Steve Mosby, Harrogate chair and author of The Nightmare Place, answers our fiendish questions on the biggest UK crime festival of the year.
What’s your favourite thing about Harrogate?
There are too many to list! The panels, the friendly atmosphere, catching up with friends old and new. But having attended for several years now, there’s something about getting off the train and then walking through Harrogate and up to the Old Swan, with the body marked out in tape on the drive, that’s just amazing. You can see the people outside already, and you know the weekend is starting and it’s going to be absolutely brilliant.
What are you looking forward to most at Harrogate?
Well, this year is obviously going to be a little different for me. I’m the chair of this year’s programming committee, so I’m not going to have the chance to relax and socialise the way I normally would, and in general, that’s what I look forward to the most. This year, I imagine I’m going to be running around a lot more than usual! I’m looking forward to moderating two panels, as I’ve got eight excellent authors to talk to, and I love talking to other people about their work. That aside, as much mingling and conversation as possible. Some sensible early nights.
Who are you looking forward to seeing most at Harrogate?
It goes without saying that it’s a massive coup for the festival to have J. K. Rowling – as Robert Galbraith – appearing this year, and I’m really looking forward to seeing her in conversation with Val McDermid. But at the same time, I personally think the whole bill, from the special guests to the individual panels, is awesome. I’ve never seen Lynda La Plante in person before, and I can’t wait for that. And I was a huge fan of Broadchurch, so that’s a dream panel for me, assuming I can get through the crowds at the door. But I couldn’t really pick. Judging by past festivals, there’ll be countless highlights. I suppose my lazy (but true) answer to the question would also be: my friends. The crime fiction community is an enormously welcoming one, and I know there’ll be authors I like there who aren’t on panels, and who it will be great to have a catch-up with.
What will you be reading while you’re at Harrogate?
Probably just Twitter, and general news online. I used to take books to festivals, but I found I never ended up getting any reading done: too much burning the candle at both ends. And this year, I’ll have done a huge amount in advance anyway. There are my panellists, and also the long- and shortlists for the award, which I’m one of the judges for, so I’ll probably be grateful to have a few days when I don’t read anything for a bit. Which is not to say my to-be-read pile isn’t towering, because it is. And no doubt I’ll add to it over the weekend, even if I don’t start anything straight away.
Your top Harrogate tip
Ah, that’s an impossible question, as everyone enjoys a festival like Harrogate in their own way.
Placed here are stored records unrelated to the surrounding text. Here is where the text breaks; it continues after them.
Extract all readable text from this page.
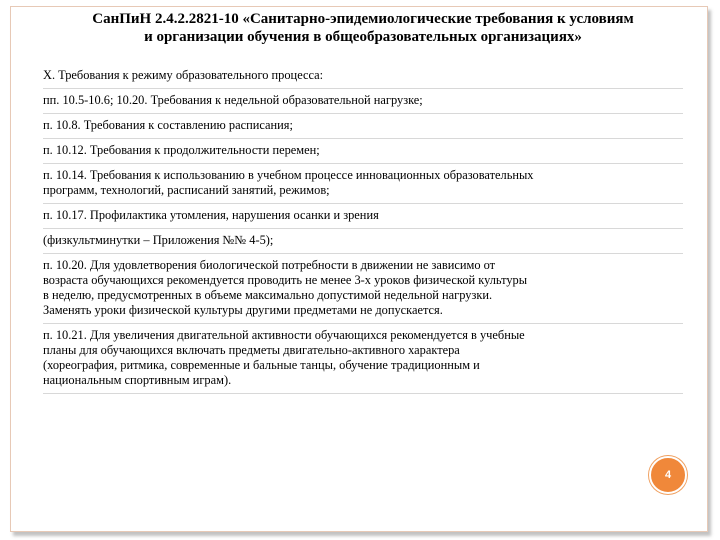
СанПиН 2.4.2.2821-10 «Санитарно-эпидемиологические требования к условиям
и организации обучения в общеобразовательных организациях»
Х. Требования к режиму образовательного процесса:
пп. 10.5-10.6; 10.20. Требования к недельной образовательной нагрузке;
п. 10.8. Требования к составлению расписания;
п. 10.12. Требования к продолжительности перемен;
п. 10.14. Требования к использованию в учебном процессе инновационных образовательных
программ, технологий, расписаний занятий, режимов;
п. 10.17. Профилактика утомления, нарушения осанки и зрения
(физкультминутки – Приложения №№ 4-5);
п. 10.20. Для удовлетворения биологической потребности в движении не зависимо от
возраста обучающихся рекомендуется проводить не менее 3-х уроков физической культуры
в неделю, предусмотренных в объеме максимально допустимой недельной нагрузки.
Заменять уроки физической культуры другими предметами не допускается.
п. 10.21. Для увеличения двигательной активности обучающихся рекомендуется в учебные
планы для обучающихся включать предметы двигательно-активного характера
(хореография, ритмика, современные и бальные танцы, обучение традиционным и
национальным спортивным играм).
4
Some people like to attend every panel, while some like to go to a few, and others just spend their whole time socialising in the bar and on the lawn. I’d say remember that this is a very open festival, and for the most part the authors who are appearing on the stage will also all be hanging out, going to panels and mingling with the crowd just like everyone else. Don’t be afraid of going up to authors you recognise and talking to them – you’ll probably make their day. Everybody is there because they love crime fiction, so don’t be nervous about striking up a conversation with a total stranger. And if you get the chance, have a wander round Harrogate itself: it’s really lovely.
What you can’t leave home without for Harrogate.
Sun cream! Hopefully, at least, as the last few years have been beautiful. That aside, you’re probably going to end up wanting to buy books, so leave some space in your luggage for those on the way home. You can never leave enough space for all the books you want to buy. Of course, this advice isn’t specific to Harrogate . . .
Steve Mosby’s latest thriller, The Nightmare Place, is published by Orion and is available in hardback and ebook. The Theakstons Old Peculier Crime Writing Festival takes place 17-20 July at The Old Swan in Harrogate.